Denn erst vor knapp vier Jahren hat ihn der Laufvirus erwischt. »Am Anfang ging es mir einfach nur darum, fitter zu sein«, berichtet der 1981 im usbekischen Taschkent geborene Rabbiner, der 2002 mit seinen Eltern nach Deutschland kam. Schließlich bringt die Arbeit als Rabbiner nicht unbedingt viel Bewegung mit sich.
ehrgeiz »Dann aber packte mich der Ehrgeiz. Aus einigen Kilometern wurde schon bald ein Halbmarathon.« Nun läuft er selbst Distanzen wie die Marathonstrecke ohne größere Probleme. Damit ist das Ende der Fahnenstange aber noch lange nicht erreicht. Aktuell bereitet sich Shlomo Afanasev auch auf den Triathlon vor – eine Ausdauersportart, die aus den Disziplinen Schwimmen, Radfahren und Laufen besteht.

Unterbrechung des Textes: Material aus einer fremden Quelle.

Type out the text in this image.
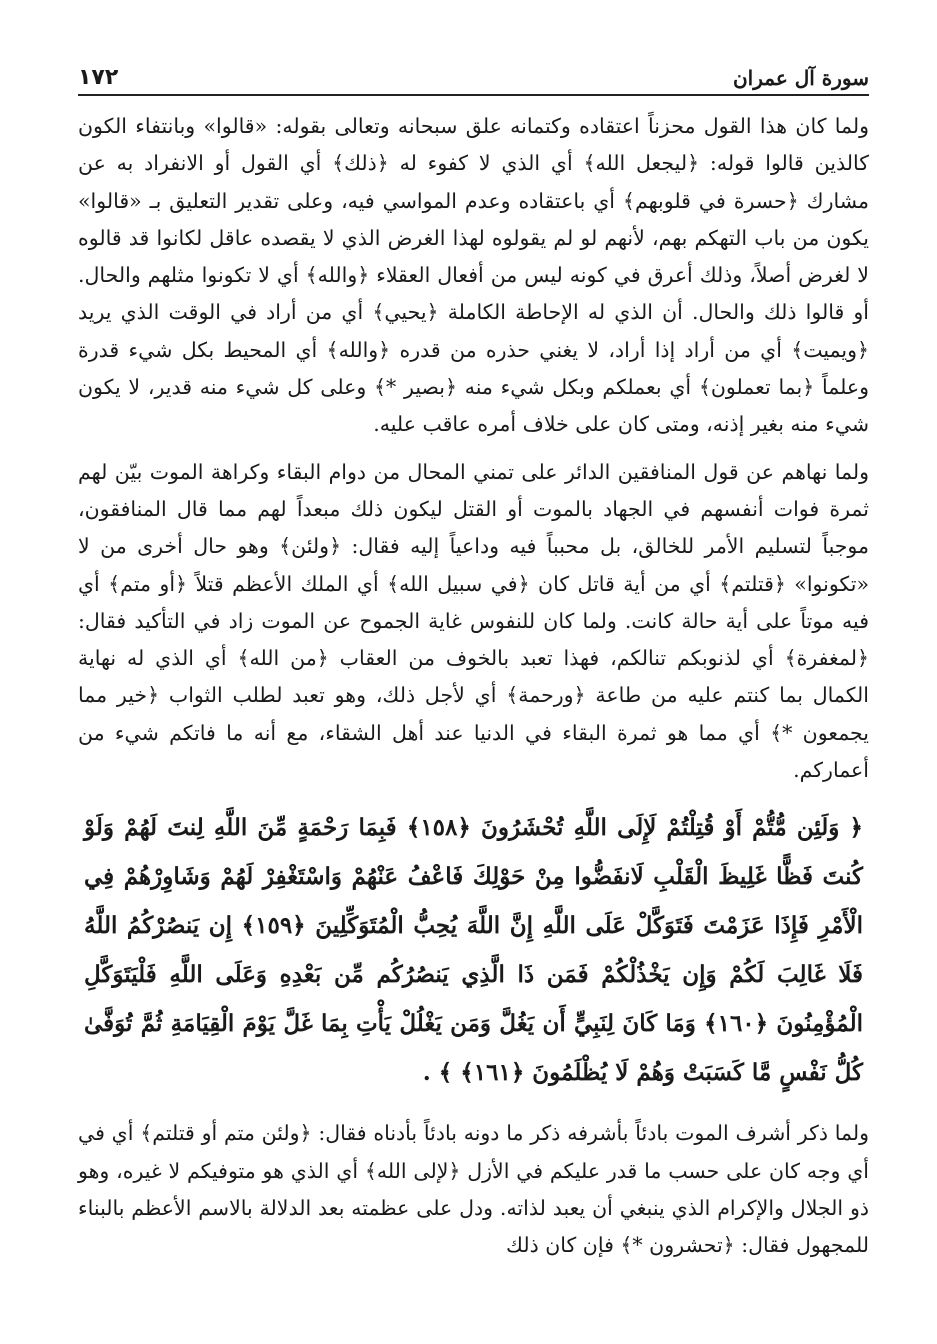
سورة آل عمران
١٧٢

ولما كان هذا القول محزناً اعتقاده وكتمانه علق سبحانه وتعالى بقوله: «قالوا» وبانتفاء الكون كالذين قالوا قوله: ﴿ليجعل الله﴾ أي الذي لا كفوء له ﴿ذلك﴾ أي القول أو الانفراد به عن مشارك ﴿حسرة في قلوبهم﴾ أي باعتقاده وعدم المواسي فيه، وعلى تقدير التعليق بـ «قالوا» يكون من باب التهكم بهم، لأنهم لو لم يقولوه لهذا الغرض الذي لا يقصده عاقل لكانوا قد قالوه لا لغرض أصلاً، وذلك أعرق في كونه ليس من أفعال العقلاء ﴿والله﴾ أي لا تكونوا مثلهم والحال. أو قالوا ذلك والحال. أن الذي له الإحاطة الكاملة ﴿يحيي﴾ أي من أراد في الوقت الذي يريد ﴿ويميت﴾ أي من أراد إذا أراد، لا يغني حذره من قدره ﴿والله﴾ أي المحيط بكل شيء قدرة وعلماً ﴿بما تعملون﴾ أي بعملكم وبكل شيء منه ﴿بصير *﴾ وعلى كل شيء منه قدير، لا يكون شيء منه بغير إذنه، ومتى كان على خلاف أمره عاقب عليه.

ولما نهاهم عن قول المنافقين الدائر على تمني المحال من دوام البقاء وكراهة الموت بيّن لهم ثمرة فوات أنفسهم في الجهاد بالموت أو القتل ليكون ذلك مبعداً لهم مما قال المنافقون، موجباً لتسليم الأمر للخالق، بل محبباً فيه وداعياً إليه فقال: ﴿ولئن﴾ وهو حال أخرى من لا «تكونوا» ﴿قتلتم﴾ أي من أية قاتل كان ﴿في سبيل الله﴾ أي الملك الأعظم قتلاً ﴿أو متم﴾ أي فيه موتاً على أية حالة كانت. ولما كان للنفوس غاية الجموح عن الموت زاد في التأكيد فقال: ﴿لمغفرة﴾ أي لذنوبكم تنالكم، فهذا تعبد بالخوف من العقاب ﴿من الله﴾ أي الذي له نهاية الكمال بما كنتم عليه من طاعة ﴿ورحمة﴾ أي لأجل ذلك، وهو تعبد لطلب الثواب ﴿خير مما يجمعون *﴾ أي مما هو ثمرة البقاء في الدنيا عند أهل الشقاء، مع أنه ما فاتكم شيء من أعماركم.

﴿ وَلَئِن مُّتُّمْ أَوْ قُتِلْتُمْ لَإِلَى اللَّهِ تُحْشَرُونَ ﴿١٥٨﴾ فَبِمَا رَحْمَةٍ مِّنَ اللَّهِ لِنتَ لَهُمْ وَلَوْ كُنتَ فَظًّا غَلِيظَ الْقَلْبِ لَانفَضُّوا مِنْ حَوْلِكَ فَاعْفُ عَنْهُمْ وَاسْتَغْفِرْ لَهُمْ وَشَاوِرْهُمْ فِي الْأَمْرِ فَإِذَا عَزَمْتَ فَتَوَكَّلْ عَلَى اللَّهِ إِنَّ اللَّهَ يُحِبُّ الْمُتَوَكِّلِينَ ﴿١٥٩﴾ إِن يَنصُرْكُمُ اللَّهُ فَلَا غَالِبَ لَكُمْ وَإِن يَخْذُلْكُمْ فَمَن ذَا الَّذِي يَنصُرُكُم مِّن بَعْدِهِ وَعَلَى اللَّهِ فَلْيَتَوَكَّلِ الْمُؤْمِنُونَ ﴿١٦٠﴾ وَمَا كَانَ لِنَبِيٍّ أَن يَغُلَّ وَمَن يَغْلُلْ يَأْتِ بِمَا غَلَّ يَوْمَ الْقِيَامَةِ ثُمَّ تُوَفَّىٰ كُلُّ نَفْسٍ مَّا كَسَبَتْ وَهُمْ لَا يُظْلَمُونَ ﴿١٦١﴾ ﴾ .

ولما ذكر أشرف الموت بادئاً بأشرفه ذكر ما دونه بادئاً بأدناه فقال: ﴿ولئن متم أو قتلتم﴾ أي في أي وجه كان على حسب ما قدر عليكم في الأزل ﴿لإلى الله﴾ أي الذي هو متوفيكم لا غيره، وهو ذو الجلال والإكرام الذي ينبغي أن يعبد لذاته. ودل على عظمته بعد الدلالة بالاسم الأعظم بالبناء للمجهول فقال: ﴿تحشرون *﴾ فإن كان ذلك
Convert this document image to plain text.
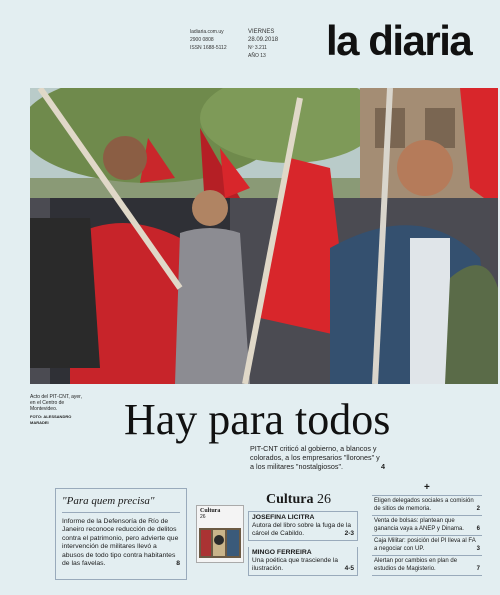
ladiaria.com.uy
2900 0808
ISSN 1688-5112
VIERNES
28.09.2018
Nº 3.211
AÑO 13 la diaria
Acto del PIT-CNT, ayer, en el Centro de Montevideo.
FOTO: ALESSANDRO MARADEI	Hay para todos
PIT-CNT criticó al gobierno, a blancos y colorados, a los empresarios "llorones" y a los militares "nostalgiosos".	4
"Para quem precisa"
Informe de la Defensoría de Río de Janeiro reconoce reducción de delitos contra el patrimonio, pero advierte que intervención de militares llevó a abusos de todo tipo contra habitantes de las favelas.	8
Cultura
26
Cultura 26
JOSEFINA LICITRA
Autora del libro sobre la fuga de la cárcel de Cabildo.	2-3
MINGO FERREIRA
Una poética que trasciende la ilustración.	4-5
+
Eligen delegados sociales a comisión de sitios de memoria.	2
Venta de bolsas: plantean que ganancia vaya a ANEP y Dinama. 6
Caja Militar: posición del PI lleva al FA a negociar con UP.	3
Alertan por cambios en plan de estudios de Magisterio.	7
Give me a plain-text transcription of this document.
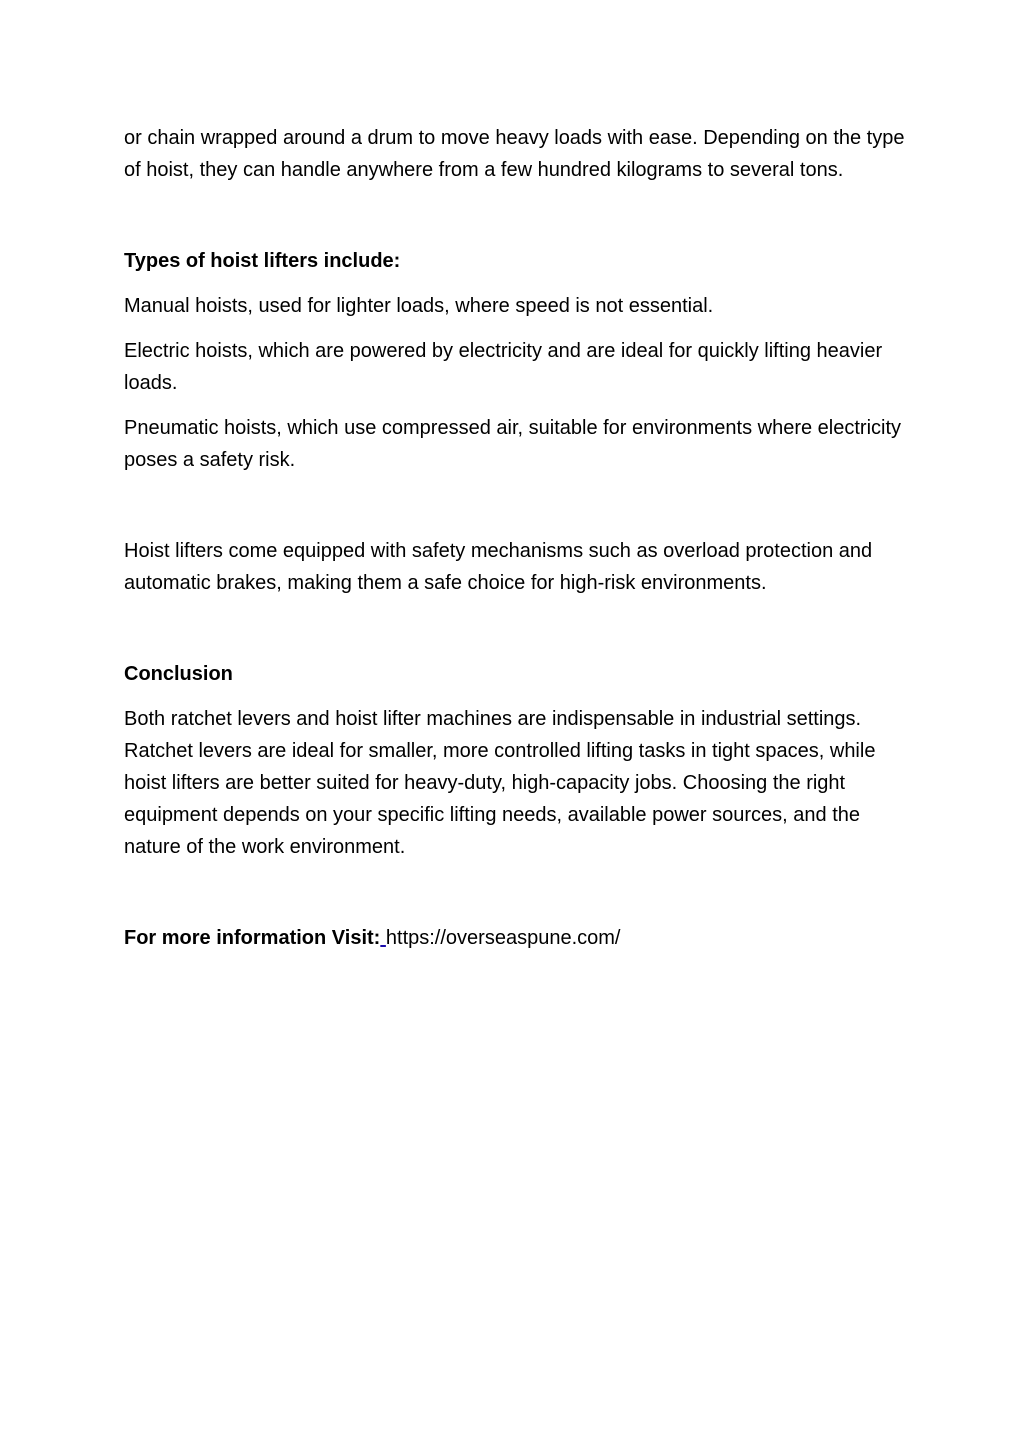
or chain wrapped around a drum to move heavy loads with ease. Depending on the type of hoist, they can handle anywhere from a few hundred kilograms to several tons.

Types of hoist lifters include:

Manual hoists, used for lighter loads, where speed is not essential.

Electric hoists, which are powered by electricity and are ideal for quickly lifting heavier loads.

Pneumatic hoists, which use compressed air, suitable for environments where electricity poses a safety risk.

Hoist lifters come equipped with safety mechanisms such as overload protection and automatic brakes, making them a safe choice for high-risk environments.

Conclusion

Both ratchet levers and hoist lifter machines are indispensable in industrial settings. Ratchet levers are ideal for smaller, more controlled lifting tasks in tight spaces, while hoist lifters are better suited for heavy-duty, high-capacity jobs. Choosing the right equipment depends on your specific lifting needs, available power sources, and the nature of the work environment.

For more information Visit: https://overseaspune.com/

»Aber das eigentliche Ziel lautet: Ironman.« Dabei sind eine Schwimmstrecke von 3,86 Kilometern, eine Radfahretappe von 180,2 Kilometern sowie ein Marathonlauf zu bewältigen. Natürlich alles hintereinander. Warum er dabei in einer Laufgruppe wie den Kraft-Runners trainiert, hat seine Gründe. »Man ist nicht allein und pusht sich gegenseitig. Die positiven psychologischen Effekte sollten nicht unterschätzt werden.«
Auch andere Mitglieder der Kahal Adass Jisroel sind mit von der Partie. So wie Pasha Lyubarskyy. Er fing vor etwa eineinhalb Jahren mit dem Joggen an. »Ich war früher nie so der sportliche Typ«, erzählt der 39-Jährige. »Aber das gemeinsame Laufen in der Gruppe hat in der Tat eine sehr motivierende Wirkung. Man wird dabei zum Teamplayer.« Heute freut sich Lyubarskyy über seine hervorragende Kondition.
sohn Zudem ist das Ganze keine Frage des Alters. Shlomo Afanasevs neun Jahre alter Sohn Eli macht ebenfalls mit. »Er schafft schon 15 Kilometer in der Woche«, sagt der stolze Vater. »Mir macht das vor allem ganz viel Spaß«, erklärt Afanasev junior.
Es wird 19 Uhr, und nun geht es denn auch los. »Wir machen heute ein Intervall-Training«, verkündet jemand von den Kraft-Runners, der zugleich auch eine USB-Lautsprecherbox bei sich trägt, über die Musik gespielt wird. Und allmählich setzen sich alle Läufer in Bewegung und joggen die Behmstraße Richtung Humboldthain entlang. Auf dem Bürgersteig wird es zwar eng, aber überraschenderweise kommt es zu keinerlei Durcheinander oder Kollisionen mit Fußgängern. Und wer läuft in der Spitzengruppe allen voran? Der Rabbi mit seinem Sohn.